This was a great idea, right until the massive fuel reserves where found in the Dakotas.
I think you missed this part of the article:
"One of the main costs Delta has focused on at the Trainer plant has been crude. Nearly half of the refining capacity on the East Coast was facing shutdown at the end of 2011, as well as plants in the Caribbean that supplied that market, due to the high cost of importing oil from West Africa and the North Sea.
Facing higher jet costs as its traditional suppliers dwindled, Delta bought Trainer from Phillips 66. It is now seeking to drive down costs by tapping into the cheap crude at the center of the U.S. oil boom. By the end of the year, Bastian said 50,000 barrels per day of oil from North Dakota's Bakken region could supply the 185,000 bpd plant at a substantial discount to internationally purchased oil.

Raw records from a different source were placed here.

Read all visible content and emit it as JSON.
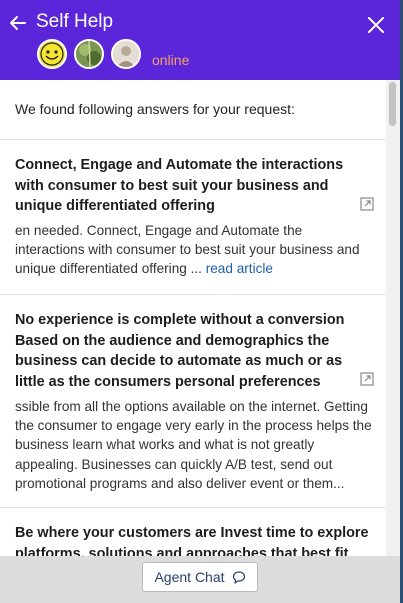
{
  "header": {
    "title": "Self Help",
    "status": "online"
  },
  "content": {
    "intro": "We found following answers for your request:",
    "articles": [
      {
        "title": "Connect, Engage and Automate the interactions with consumer to best suit your business and unique differentiated offering",
        "snippet": "en needed. Connect, Engage and Automate the interactions with consumer to best suit your business and unique differentiated offering",
        "ellipsis": " ... ",
        "link": "read article"
      },
      {
        "title": "No experience is complete without a conversion Based on the audience and demographics the business can decide to automate as much or as little as the consumers personal preferences",
        "snippet": "ssible from all the options available on the internet. Getting the consumer to engage very early in the process helps the business learn what works and what is not greatly appealing. Businesses can quickly A/B test, send out promotional programs and also deliver event or them..."
      },
      {
        "title": "Be where your customers are Invest time to explore platforms, solutions and approaches that best fit your"
      }
    ]
  },
  "footer": {
    "agent_chat_label": "Agent Chat"
  },
  "colors": {
    "header_bg": "#5b26d9",
    "status": "#f2a26c",
    "link": "#1e5fb4"
  },
  "icons": [
    "back-arrow-icon",
    "close-icon",
    "external-link-icon",
    "chat-bubble-icon"
  ]
}
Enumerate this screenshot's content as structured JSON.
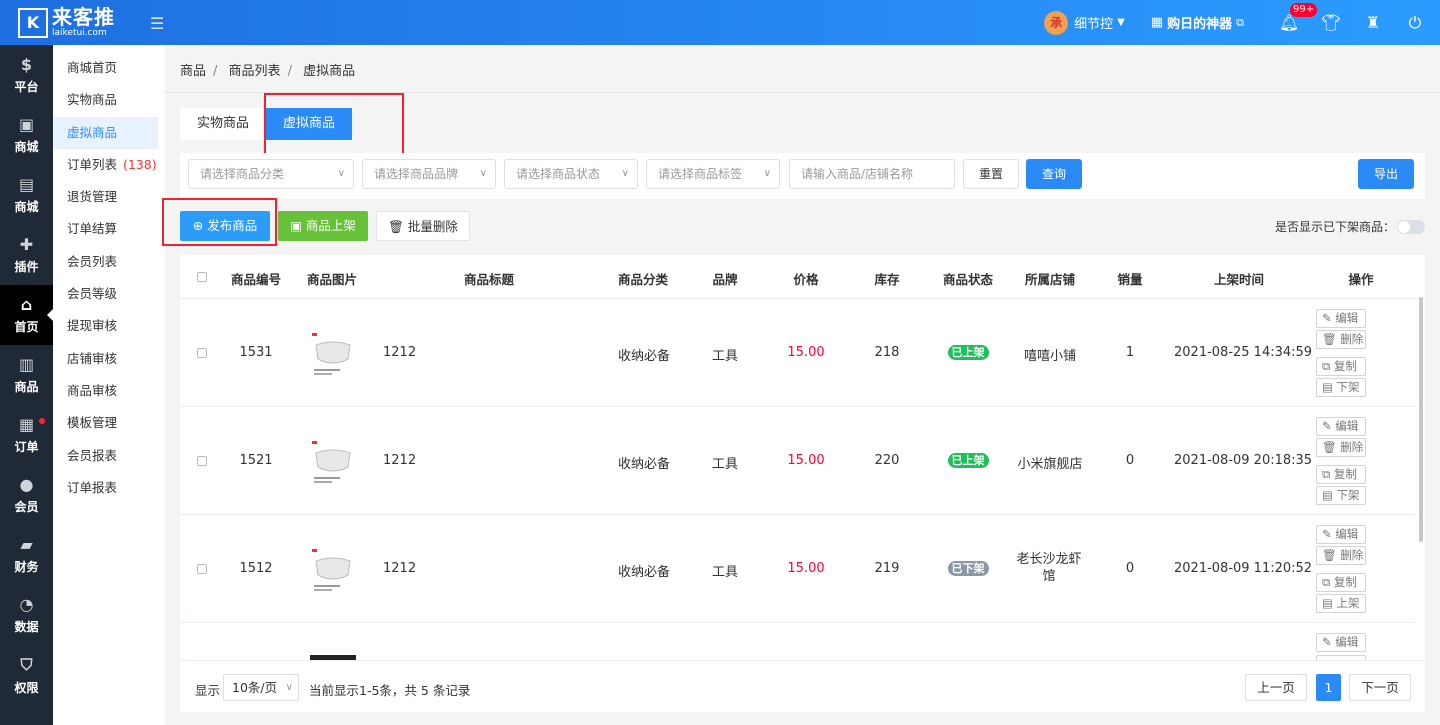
{
  "brand": {
    "name": "来客推",
    "domain": "laiketui.com",
    "logo_glyph": "K"
  },
  "header": {
    "username": "细节控",
    "shop_link": "购日的神器",
    "notification_badge": "99+",
    "avatar_glyph": "承"
  },
  "leftnav": [
    {
      "label": "平台",
      "icon": "dollar-icon",
      "glyph": "$"
    },
    {
      "label": "商城",
      "icon": "image-icon",
      "glyph": "▣"
    },
    {
      "label": "商城",
      "icon": "store-icon",
      "glyph": "▤"
    },
    {
      "label": "插件",
      "icon": "puzzle-icon",
      "glyph": "✚"
    },
    {
      "label": "首页",
      "icon": "home-icon",
      "glyph": "⌂"
    },
    {
      "label": "商品",
      "icon": "inbox-icon",
      "glyph": "▥"
    },
    {
      "label": "订单",
      "icon": "clipboard-icon",
      "glyph": "▦"
    },
    {
      "label": "会员",
      "icon": "user-icon",
      "glyph": "●"
    },
    {
      "label": "财务",
      "icon": "wallet-icon",
      "glyph": "▰"
    },
    {
      "label": "数据",
      "icon": "pie-chart-icon",
      "glyph": "◔"
    },
    {
      "label": "权限",
      "icon": "shield-icon",
      "glyph": "⛉"
    }
  ],
  "subnav": [
    {
      "label": "商城首页"
    },
    {
      "label": "实物商品"
    },
    {
      "label": "虚拟商品"
    },
    {
      "label": "订单列表",
      "count": "(138)"
    },
    {
      "label": "退货管理"
    },
    {
      "label": "订单结算"
    },
    {
      "label": "会员列表"
    },
    {
      "label": "会员等级"
    },
    {
      "label": "提现审核"
    },
    {
      "label": "店铺审核"
    },
    {
      "label": "商品审核"
    },
    {
      "label": "模板管理"
    },
    {
      "label": "会员报表"
    },
    {
      "label": "订单报表"
    }
  ],
  "breadcrumb": [
    "商品",
    "商品列表",
    "虚拟商品"
  ],
  "tabs": [
    "实物商品",
    "虚拟商品"
  ],
  "filters": {
    "category": "请选择商品分类",
    "brand": "请选择商品品牌",
    "status": "请选择商品状态",
    "tag": "请选择商品标签",
    "search_placeholder": "请输入商品/店铺名称",
    "reset": "重置",
    "query": "查询",
    "export": "导出"
  },
  "actions": {
    "publish": "发布商品",
    "shelve": "商品上架",
    "batch_delete": "批量删除",
    "show_off_shelf": "是否显示已下架商品："
  },
  "table": {
    "headers": [
      "商品编号",
      "商品图片",
      "商品标题",
      "商品分类",
      "品牌",
      "价格",
      "库存",
      "商品状态",
      "所属店铺",
      "销量",
      "上架时间",
      "操作"
    ],
    "rows": [
      {
        "id": "1531",
        "title": "1212",
        "category": "收纳必备",
        "brand": "工具",
        "price": "15.00",
        "stock": "218",
        "status": "已上架",
        "shop": "嘻嘻小铺",
        "sales": "1",
        "time": "2021-08-25 14:34:59",
        "ops": [
          "编辑",
          "删除",
          "复制",
          "下架"
        ]
      },
      {
        "id": "1521",
        "title": "1212",
        "category": "收纳必备",
        "brand": "工具",
        "price": "15.00",
        "stock": "220",
        "status": "已上架",
        "shop": "小米旗舰店",
        "sales": "0",
        "time": "2021-08-09 20:18:35",
        "ops": [
          "编辑",
          "删除",
          "复制",
          "下架"
        ]
      },
      {
        "id": "1512",
        "title": "1212",
        "category": "收纳必备",
        "brand": "工具",
        "price": "15.00",
        "stock": "219",
        "status": "已下架",
        "shop": "老长沙龙虾馆",
        "sales": "0",
        "time": "2021-08-09 11:20:52",
        "ops": [
          "编辑",
          "删除",
          "复制",
          "上架"
        ]
      },
      {
        "ops": [
          "编辑"
        ]
      }
    ]
  },
  "pagination": {
    "show_label": "显示",
    "page_size": "10条/页",
    "summary": "当前显示1-5条，共 5 条记录",
    "prev": "上一页",
    "current": "1",
    "next": "下一页"
  },
  "colors": {
    "primary": "#2b8bf6",
    "success": "#67c23a",
    "danger": "#ff0033",
    "on_shelf": "#1fc05a",
    "off_shelf": "#8a97a6",
    "highlight": "#e22233"
  }
}
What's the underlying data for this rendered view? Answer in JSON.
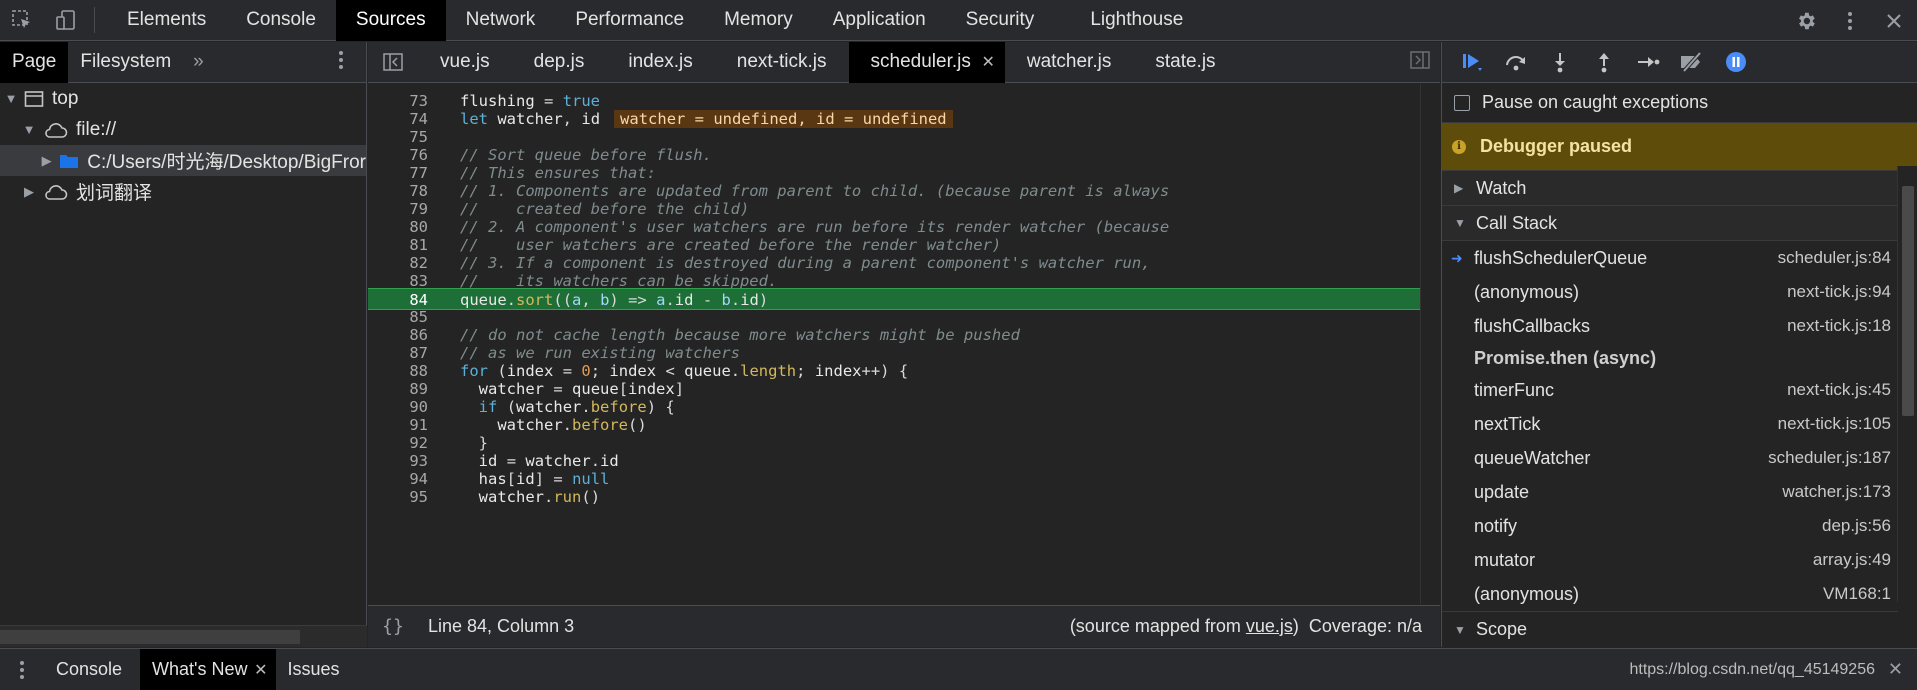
{
  "toolbar": {
    "tabs": [
      "Elements",
      "Console",
      "Sources",
      "Network",
      "Performance",
      "Memory",
      "Application",
      "Security",
      "Lighthouse"
    ],
    "active_tab": "Sources",
    "icons": [
      "inspect-element-icon",
      "device-toggle-icon",
      "settings-gear-icon",
      "more-options-icon",
      "close-devtools-icon"
    ]
  },
  "navigator": {
    "tabs": [
      "Page",
      "Filesystem"
    ],
    "active_tab": "Page",
    "more": "»",
    "tree": [
      {
        "label": "top",
        "icon": "frame-icon",
        "expanded": true
      },
      {
        "label": "file://",
        "icon": "cloud-icon",
        "expanded": true
      },
      {
        "label": "C:/Users/时光海/Desktop/BigFror",
        "icon": "folder-icon",
        "expanded": false,
        "selected": true
      },
      {
        "label": "划词翻译",
        "icon": "cloud-icon",
        "expanded": false
      }
    ]
  },
  "editor": {
    "files": [
      "vue.js",
      "dep.js",
      "index.js",
      "next-tick.js",
      "scheduler.js",
      "watcher.js",
      "state.js"
    ],
    "active_file": "scheduler.js",
    "inline_value": "watcher = undefined, id = undefined",
    "status": {
      "position": "Line 84, Column 3",
      "mapped_prefix": "(source mapped from ",
      "mapped_link": "vue.js",
      "mapped_suffix": ")",
      "coverage": "Coverage: n/a",
      "pretty_print": "{}"
    },
    "lines": [
      {
        "n": "73",
        "text": "  flushing = true"
      },
      {
        "n": "74",
        "text": "  let watcher, id"
      },
      {
        "n": "75",
        "text": ""
      },
      {
        "n": "76",
        "text": "  // Sort queue before flush."
      },
      {
        "n": "77",
        "text": "  // This ensures that:"
      },
      {
        "n": "78",
        "text": "  // 1. Components are updated from parent to child. (because parent is always"
      },
      {
        "n": "79",
        "text": "  //    created before the child)"
      },
      {
        "n": "80",
        "text": "  // 2. A component's user watchers are run before its render watcher (because"
      },
      {
        "n": "81",
        "text": "  //    user watchers are created before the render watcher)"
      },
      {
        "n": "82",
        "text": "  // 3. If a component is destroyed during a parent component's watcher run,"
      },
      {
        "n": "83",
        "text": "  //    its watchers can be skipped."
      },
      {
        "n": "84",
        "text": "  queue.sort((a, b) => a.id - b.id)"
      },
      {
        "n": "85",
        "text": ""
      },
      {
        "n": "86",
        "text": "  // do not cache length because more watchers might be pushed"
      },
      {
        "n": "87",
        "text": "  // as we run existing watchers"
      },
      {
        "n": "88",
        "text": "  for (index = 0; index < queue.length; index++) {"
      },
      {
        "n": "89",
        "text": "    watcher = queue[index]"
      },
      {
        "n": "90",
        "text": "    if (watcher.before) {"
      },
      {
        "n": "91",
        "text": "      watcher.before()"
      },
      {
        "n": "92",
        "text": "    }"
      },
      {
        "n": "93",
        "text": "    id = watcher.id"
      },
      {
        "n": "94",
        "text": "    has[id] = null"
      },
      {
        "n": "95",
        "text": "    watcher.run()"
      }
    ],
    "current_line": "84"
  },
  "debugger": {
    "buttons": [
      "resume-icon",
      "step-over-icon",
      "step-into-icon",
      "step-out-icon",
      "step-icon",
      "deactivate-breakpoints-icon",
      "pause-on-exceptions-icon"
    ],
    "pause_caught": "Pause on caught exceptions",
    "paused_banner": "Debugger paused",
    "watch": "Watch",
    "call_stack": "Call Stack",
    "frames": [
      {
        "name": "flushSchedulerQueue",
        "loc": "scheduler.js:84",
        "current": true
      },
      {
        "name": "(anonymous)",
        "loc": "next-tick.js:94"
      },
      {
        "name": "flushCallbacks",
        "loc": "next-tick.js:18"
      },
      {
        "name": "Promise.then (async)",
        "loc": "",
        "async": true
      },
      {
        "name": "timerFunc",
        "loc": "next-tick.js:45"
      },
      {
        "name": "nextTick",
        "loc": "next-tick.js:105"
      },
      {
        "name": "queueWatcher",
        "loc": "scheduler.js:187"
      },
      {
        "name": "update",
        "loc": "watcher.js:173"
      },
      {
        "name": "notify",
        "loc": "dep.js:56"
      },
      {
        "name": "mutator",
        "loc": "array.js:49"
      },
      {
        "name": "(anonymous)",
        "loc": "VM168:1"
      }
    ],
    "scope": "Scope"
  },
  "drawer": {
    "tabs": [
      "Console",
      "What's New",
      "Issues"
    ],
    "active_tab": "What's New",
    "url": "https://blog.csdn.net/qq_45149256"
  },
  "colors": {
    "active_tab_bg": "#000000",
    "exec_line_bg": "#1e6f37",
    "paused_banner_bg": "#5e4d0a",
    "accent_blue": "#4b8df8"
  }
}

Midwest and Gulf Coast refiners have enjoyed better margins over the past two years thanks to the Bakken, and other shale oil plays.
"This is going to continue to grow as we improve the logistics and distribution capabilities to get more Bakken into the refinery," said Bastian, adding cost savings could be in excess of $100 million per year.
In the medium term the plant could take up to half its crude from North Dakota, and potentially all of its feedstock in the longer term, Bastian said.
The realization that the Bakken crude, which had been helping Midwest refiners since production started to surge in 2010, did not come until after Delta had purchased the plant, according to CEO Richard Anderson. Since then, several East Coast plants have sought to bring in Bakken crude by rail to cut costs."